Nonprofit hospitals, which, in lieu of paying taxes, are expected to provide free or discounted medical care to low-income patients, should do a better job educating patients about their charity care policies, concludes a report issued by Boston-based health advocacy groups The Access Project and Community Catalyst.
The teams found that 85 percent of the 99 hospitals surveyed mention charity-care programs to patients, but that fewer than half provide applications for financial help, and a quarter post eligibility criteria for the programs on their websites.
"A mention on the website that there's charity care is helpful, but actually having the specific information on the policy is far more useful to a patient or potential patient," says Mark Rukavina, director of the Boston-based Access Project.
But the American Hospital Association, which issued voluntary guidelines for charity care for its members in 2003, says the new survey is too small to be meaningful. "A survey of 99 hospitals [out of roughly 2,900 nonprofit hospitals in the country] is not convincing to us," says Melinda Hatton, the industry association's general counsel. "And it's out of sync: The concerns at the heart of the report have been dealt with in the healthcare reform bill, which we supported."

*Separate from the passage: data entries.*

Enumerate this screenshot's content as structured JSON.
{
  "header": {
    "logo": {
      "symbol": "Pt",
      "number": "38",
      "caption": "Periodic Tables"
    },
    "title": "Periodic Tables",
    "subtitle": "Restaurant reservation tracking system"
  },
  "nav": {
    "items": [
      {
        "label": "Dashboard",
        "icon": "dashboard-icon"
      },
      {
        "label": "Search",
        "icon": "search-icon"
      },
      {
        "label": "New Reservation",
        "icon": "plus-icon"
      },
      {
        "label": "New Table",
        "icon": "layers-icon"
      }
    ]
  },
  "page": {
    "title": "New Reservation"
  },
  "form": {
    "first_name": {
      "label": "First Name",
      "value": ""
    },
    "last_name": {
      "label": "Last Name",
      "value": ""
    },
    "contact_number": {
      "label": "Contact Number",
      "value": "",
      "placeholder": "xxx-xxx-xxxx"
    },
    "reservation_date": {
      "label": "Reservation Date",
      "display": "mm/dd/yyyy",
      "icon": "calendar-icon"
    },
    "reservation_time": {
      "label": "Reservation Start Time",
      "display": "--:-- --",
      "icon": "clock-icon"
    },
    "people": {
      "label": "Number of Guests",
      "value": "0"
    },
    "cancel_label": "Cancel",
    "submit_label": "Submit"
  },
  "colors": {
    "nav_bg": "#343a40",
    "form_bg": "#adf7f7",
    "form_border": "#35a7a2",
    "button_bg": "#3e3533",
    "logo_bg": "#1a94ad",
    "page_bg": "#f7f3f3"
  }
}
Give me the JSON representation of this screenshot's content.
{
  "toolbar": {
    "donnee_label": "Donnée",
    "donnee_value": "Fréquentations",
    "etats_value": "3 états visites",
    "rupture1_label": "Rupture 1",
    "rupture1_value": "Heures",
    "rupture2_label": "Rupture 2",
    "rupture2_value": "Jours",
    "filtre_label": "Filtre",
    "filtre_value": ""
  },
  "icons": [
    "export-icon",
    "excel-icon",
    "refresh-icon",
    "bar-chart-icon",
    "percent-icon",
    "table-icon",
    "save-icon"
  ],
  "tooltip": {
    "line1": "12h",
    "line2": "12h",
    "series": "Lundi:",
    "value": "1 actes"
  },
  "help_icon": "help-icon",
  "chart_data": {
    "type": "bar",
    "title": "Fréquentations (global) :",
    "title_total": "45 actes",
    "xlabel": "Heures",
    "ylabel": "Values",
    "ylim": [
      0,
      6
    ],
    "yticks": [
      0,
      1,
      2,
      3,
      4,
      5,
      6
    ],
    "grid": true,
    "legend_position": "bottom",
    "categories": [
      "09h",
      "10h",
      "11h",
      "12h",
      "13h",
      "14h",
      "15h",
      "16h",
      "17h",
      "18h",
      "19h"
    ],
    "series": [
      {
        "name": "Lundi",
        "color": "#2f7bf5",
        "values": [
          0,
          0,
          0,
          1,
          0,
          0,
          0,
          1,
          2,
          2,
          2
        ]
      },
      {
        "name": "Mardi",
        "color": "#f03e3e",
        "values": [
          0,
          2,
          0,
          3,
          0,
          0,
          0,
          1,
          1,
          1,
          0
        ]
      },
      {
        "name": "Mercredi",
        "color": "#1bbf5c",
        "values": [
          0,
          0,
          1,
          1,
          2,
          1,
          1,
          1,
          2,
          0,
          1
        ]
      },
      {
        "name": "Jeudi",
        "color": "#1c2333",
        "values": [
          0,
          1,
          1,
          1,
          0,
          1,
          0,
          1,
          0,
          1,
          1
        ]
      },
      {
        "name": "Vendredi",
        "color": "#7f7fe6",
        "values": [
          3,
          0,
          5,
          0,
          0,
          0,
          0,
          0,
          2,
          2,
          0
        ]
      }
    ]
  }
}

Under the new health-reform law, nonprofit hospitals must have written and widely publicized financial-assistance policies that specify eligibility criteria. The law also prohibits hospitals from taking "extraordinary" actions to collect before making a "reasonable effort" to determine whether patients are eligible for financial assistance.
The new rules go into effect in the next tax year for hospitals. In addition, the Secretary of the Treasury will report annually to several congressional committees on the levels of charity care provided by the nation's nonprofit hospitals.